West Virginia teachers shut down public schools across the state on Thursday and Friday when they walked out over pay and benefits. The state currently ranks 48th in teacher pay, ahead of just Mississippi, Oklahoma, and South Dakota. The teachers had had enough:
Ms. Pinkerman, a single mother with a daughter in college, said she continued to look for jobs in neighboring Ohio and Kentucky, where the pay was better. She said the 4 percent combined raise, which was reduced from the 5 percent overall increase passed by the Senate, was “a huge slap in the face.”
“College is expensive. There’s always things you have to buy, constantly,” Ms. Pinkerman said. “It’s difficult whenever my premium keeps going up. My deductible’s high. It’s just really hard to make it.”
The average salary for teachers in West Virginia is $45,622 a year, well below the national average of $58,353. When the teachers last struck statewide, in 1990, their pay ranked 49th in the nation.

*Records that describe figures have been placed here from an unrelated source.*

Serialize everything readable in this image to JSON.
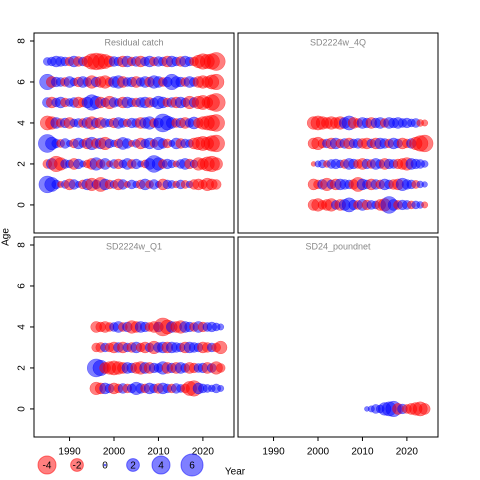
{
  "axes": {
    "xlabel": "Year",
    "ylabel": "Age",
    "xlim": [
      1982,
      2027
    ],
    "ylim": [
      -1.37,
      8.39
    ],
    "xticks": [
      1990,
      2000,
      2010,
      2020
    ],
    "yticks": [
      0,
      2,
      4,
      6,
      8
    ],
    "neg_color": "#ff0000",
    "pos_color": "#0000ff"
  },
  "legend": {
    "values": [
      -4,
      -2,
      0,
      2,
      4,
      6
    ]
  },
  "chart_data": [
    {
      "type": "bubble",
      "title": "Residual catch",
      "x": [
        1985,
        1986,
        1987,
        1988,
        1989,
        1990,
        1991,
        1992,
        1993,
        1994,
        1995,
        1996,
        1997,
        1998,
        1999,
        2000,
        2001,
        2002,
        2003,
        2004,
        2005,
        2006,
        2007,
        2008,
        2009,
        2010,
        2011,
        2012,
        2013,
        2014,
        2015,
        2016,
        2017,
        2018,
        2019,
        2020,
        2021,
        2022,
        2023
      ],
      "ages": [
        1,
        2,
        3,
        4,
        5,
        6,
        7
      ],
      "values": [
        [
          3.5,
          2.5,
          1.0,
          -0.5,
          0.8,
          -1.5,
          1.2,
          0.5,
          -1.0,
          1.5,
          -2.0,
          1.0,
          -2.5,
          1.5,
          -1.0,
          0.8,
          -1.5,
          1.2,
          -0.5,
          1.0,
          0.6,
          -1.0,
          1.5,
          -0.8,
          1.2,
          0.5,
          -1.5,
          1.0,
          0.8,
          -0.6,
          1.0,
          -0.8,
          0.6,
          -1.2,
          -1.5,
          -1.0,
          -2.0,
          -1.5,
          -1.2
        ],
        [
          -1.0,
          1.5,
          -3.0,
          -2.0,
          1.0,
          0.8,
          -1.5,
          1.2,
          0.5,
          -0.8,
          -1.5,
          2.0,
          -1.0,
          1.5,
          -0.5,
          1.0,
          -1.2,
          0.8,
          1.5,
          -1.0,
          1.2,
          0.5,
          -0.8,
          1.5,
          3.5,
          2.0,
          -1.0,
          1.2,
          0.8,
          -0.5,
          1.0,
          1.5,
          -1.2,
          0.8,
          -2.0,
          -1.5,
          -2.5,
          -3.0,
          -2.0
        ],
        [
          4.0,
          2.0,
          1.0,
          -0.8,
          1.2,
          0.5,
          -1.0,
          1.5,
          0.8,
          -1.5,
          2.0,
          -1.2,
          1.5,
          -2.0,
          1.0,
          0.6,
          -1.0,
          1.8,
          1.2,
          -0.5,
          0.8,
          -1.5,
          1.0,
          1.5,
          -0.8,
          2.0,
          1.2,
          -1.0,
          0.5,
          1.5,
          -1.2,
          1.0,
          0.8,
          -1.5,
          -2.0,
          -2.5,
          -2.0,
          -3.0,
          -3.5
        ],
        [
          -2.5,
          -2.0,
          1.5,
          -1.0,
          1.2,
          -1.5,
          0.8,
          1.0,
          -1.0,
          1.5,
          -2.0,
          1.2,
          -1.5,
          1.0,
          0.8,
          -1.2,
          1.5,
          1.0,
          -0.8,
          1.2,
          1.0,
          -1.5,
          1.5,
          2.0,
          -1.0,
          1.2,
          4.0,
          2.5,
          1.5,
          -1.0,
          1.2,
          -1.5,
          1.0,
          1.8,
          -1.2,
          -2.0,
          -2.5,
          -3.0,
          -3.5
        ],
        [
          1.2,
          -1.5,
          1.0,
          1.5,
          -1.0,
          0.8,
          1.2,
          -1.5,
          -1.0,
          1.5,
          3.0,
          2.0,
          -1.5,
          1.0,
          -2.0,
          1.2,
          0.8,
          -1.5,
          1.5,
          1.0,
          -1.0,
          1.2,
          1.5,
          -1.2,
          1.0,
          2.0,
          1.5,
          -1.0,
          1.2,
          -1.5,
          1.5,
          1.0,
          -2.0,
          1.2,
          -2.0,
          -2.5,
          -1.5,
          -3.0,
          -4.0
        ],
        [
          3.0,
          -1.5,
          1.2,
          1.0,
          -1.0,
          1.5,
          0.8,
          -1.2,
          1.5,
          1.0,
          -2.0,
          1.2,
          -1.5,
          -2.0,
          -1.0,
          1.5,
          2.0,
          -1.5,
          1.0,
          1.2,
          -1.5,
          1.0,
          1.5,
          -1.2,
          2.0,
          1.5,
          -1.0,
          1.2,
          3.0,
          1.5,
          1.2,
          -1.0,
          1.5,
          1.0,
          -1.5,
          -2.0,
          -1.5,
          -2.5,
          -3.0
        ],
        [
          0.8,
          1.0,
          1.5,
          1.2,
          1.0,
          -1.0,
          1.5,
          -1.2,
          1.0,
          -1.5,
          -3.0,
          -3.5,
          -3.0,
          -2.5,
          -1.5,
          1.2,
          1.0,
          -1.5,
          1.5,
          -1.0,
          1.2,
          -1.5,
          1.0,
          1.5,
          -1.0,
          1.2,
          1.0,
          -1.5,
          1.5,
          1.0,
          -1.2,
          1.5,
          1.0,
          -1.0,
          -2.0,
          -3.0,
          -2.5,
          -3.0,
          -4.0
        ]
      ]
    },
    {
      "type": "bubble",
      "title": "SD2224w_4Q",
      "x": [
        1999,
        2000,
        2001,
        2002,
        2003,
        2004,
        2005,
        2006,
        2007,
        2008,
        2009,
        2010,
        2011,
        2012,
        2013,
        2014,
        2015,
        2016,
        2017,
        2018,
        2019,
        2020,
        2021,
        2022,
        2023,
        2024
      ],
      "ages": [
        0,
        1,
        2,
        3,
        4
      ],
      "values": [
        [
          -1.5,
          -2.0,
          -1.0,
          -1.5,
          -2.0,
          1.0,
          -1.5,
          1.5,
          2.5,
          1.2,
          -1.0,
          1.5,
          -1.2,
          1.0,
          0.8,
          -1.5,
          -2.0,
          3.5,
          1.5,
          -1.0,
          1.2,
          1.0,
          -0.8,
          0.8,
          0.6,
          -0.5
        ],
        [
          -1.5,
          -1.0,
          1.2,
          -2.0,
          1.0,
          -1.5,
          1.5,
          1.2,
          1.0,
          -1.2,
          -2.5,
          1.5,
          1.0,
          -1.5,
          1.2,
          -1.0,
          1.5,
          1.0,
          -1.2,
          -1.5,
          2.0,
          1.2,
          1.0,
          -0.8,
          0.6,
          0.4
        ],
        [
          -0.3,
          0.5,
          0.8,
          -0.6,
          1.0,
          1.2,
          0.8,
          -1.0,
          1.5,
          1.2,
          -1.0,
          -1.5,
          1.2,
          -1.0,
          1.5,
          1.0,
          -1.5,
          1.2,
          1.0,
          -1.2,
          -1.5,
          -2.0,
          1.5,
          1.2,
          1.0,
          0.6
        ],
        [
          -1.5,
          -2.0,
          -1.0,
          1.0,
          -1.5,
          1.5,
          -1.0,
          1.2,
          -1.5,
          1.0,
          1.2,
          -1.2,
          -1.5,
          1.0,
          -1.5,
          1.5,
          1.2,
          -1.0,
          1.5,
          1.0,
          -1.5,
          -1.0,
          1.2,
          -2.0,
          -3.0,
          -3.5
        ],
        [
          -2.0,
          -2.5,
          -2.0,
          -1.5,
          -2.0,
          -1.5,
          -2.0,
          1.5,
          2.5,
          -1.5,
          -1.0,
          1.5,
          1.2,
          -1.5,
          1.2,
          1.5,
          -1.0,
          1.5,
          1.2,
          1.5,
          1.0,
          1.2,
          0.8,
          1.0,
          -0.6,
          -0.5
        ]
      ]
    },
    {
      "type": "bubble",
      "title": "SD2224w_Q1",
      "x": [
        1996,
        1997,
        1998,
        1999,
        2000,
        2001,
        2002,
        2003,
        2004,
        2005,
        2006,
        2007,
        2008,
        2009,
        2010,
        2011,
        2012,
        2013,
        2014,
        2015,
        2016,
        2017,
        2018,
        2019,
        2020,
        2021,
        2022,
        2023,
        2024
      ],
      "ages": [
        1,
        2,
        3,
        4
      ],
      "values": [
        [
          -2.0,
          -1.5,
          1.5,
          1.0,
          -1.5,
          -1.0,
          1.2,
          -1.0,
          1.0,
          2.0,
          1.2,
          -1.0,
          1.5,
          1.0,
          -1.2,
          1.5,
          1.0,
          -1.0,
          1.2,
          0.8,
          -1.0,
          -2.5,
          -3.0,
          1.5,
          1.0,
          0.8,
          0.6,
          1.0,
          0.5
        ],
        [
          4.0,
          3.0,
          -1.5,
          -2.0,
          -2.5,
          -2.0,
          -1.5,
          1.5,
          1.2,
          -1.5,
          -2.0,
          1.5,
          -1.5,
          1.2,
          1.0,
          2.0,
          -1.5,
          1.2,
          -1.5,
          1.5,
          1.0,
          -1.5,
          -1.2,
          1.0,
          1.2,
          -1.5,
          1.0,
          -2.0,
          -1.0
        ],
        [
          -1.0,
          -1.2,
          1.0,
          -1.0,
          -1.5,
          1.2,
          -1.5,
          1.0,
          -1.2,
          1.5,
          -1.0,
          -1.5,
          1.0,
          -2.0,
          1.2,
          1.5,
          -1.5,
          1.5,
          1.2,
          1.0,
          -1.5,
          1.5,
          1.2,
          1.0,
          -1.5,
          -1.2,
          1.0,
          -1.0,
          -2.0
        ],
        [
          -1.5,
          -1.2,
          -1.5,
          -1.0,
          1.0,
          1.5,
          -1.0,
          1.2,
          -2.0,
          -1.5,
          1.5,
          1.2,
          -1.0,
          -1.5,
          1.2,
          -4.0,
          -2.5,
          1.5,
          -1.5,
          -2.0,
          1.5,
          1.2,
          -1.0,
          1.5,
          -1.2,
          1.0,
          1.2,
          0.8,
          0.5
        ]
      ]
    },
    {
      "type": "bubble",
      "title": "SD24_poundnet",
      "x": [
        2011,
        2012,
        2013,
        2014,
        2015,
        2016,
        2017,
        2018,
        2019,
        2020,
        2021,
        2022,
        2023,
        2024
      ],
      "ages": [
        0
      ],
      "values": [
        [
          0.3,
          0.5,
          1.0,
          0.8,
          2.0,
          2.5,
          3.0,
          -1.5,
          1.2,
          -1.0,
          -1.5,
          -2.0,
          -2.5,
          -1.5
        ]
      ]
    }
  ]
}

But those weren't the only issues:
Randolph, of the teachers union, cited pay and benefits as two key items that are easy to understand, but said the strike was about more than that.
“This is a cumulative strike,” she said. “I mean, the pay and the benefits have been problems for years, and there’s constantly been the promises of, ‘We’ll take care of this, we’ll take care of this.’ It’s finally gotten to the point where, you know, the promises aren’t enough.”
Who knows what, if anything, will change, but the teachers certainly made the point that they are motivated and united and able to make themselves heard.
● Trump appointee conflict of interest throws key ruling into doubt, Josh Eidelson writes:
A top National Labor Relations Board appointee of U.S. President Donald Trump should have recused himself in a ruling that restricted employees of contractors and franchisees from pursuing claims against big corporations, the agency’s inspector general said.
In a memo obtained by Bloomberg News, NLRB Inspector General David Berry flagged what he called “a serious and flagrant problem and/or deficiency” in the handling of conflict-of-interest issues by the agency. Berry’s memo concerned a December ruling in which the NLRB reversed an earlier board decision by a Democratic majority making it easier for employees to pursue federal complaints against parent companies or other firms for which they ultimately work.
● Also by Eidelson, the Supreme Court case that could devastate unions.
● More on that: Behind Janus: Documents reveal decades-long plot to kill public-sector unions.
● Working harder or finding it harder to work:
… workers seem to be increasingly separating into two groups: prime-age adults who are falling out of, or never get into, the labor market at all, and prime-age adults who are employed and working more hours.
And then the people who are working too many hours because their jobs demand it of them are encouraged to think it shows that they’re better and more deserving than the people who couldn’t get good jobs.
● Betsy DeVos is helping Puerto Rico re-imagine its public school system. That has people deeply worried. (As well it should.)
● Just days after teachers were among those killed at Marjory Stoneman Douglas High School, the Florida legislature was working on a bill attacking their union.
● Postal-service workers are shouldering the burden for Amazon.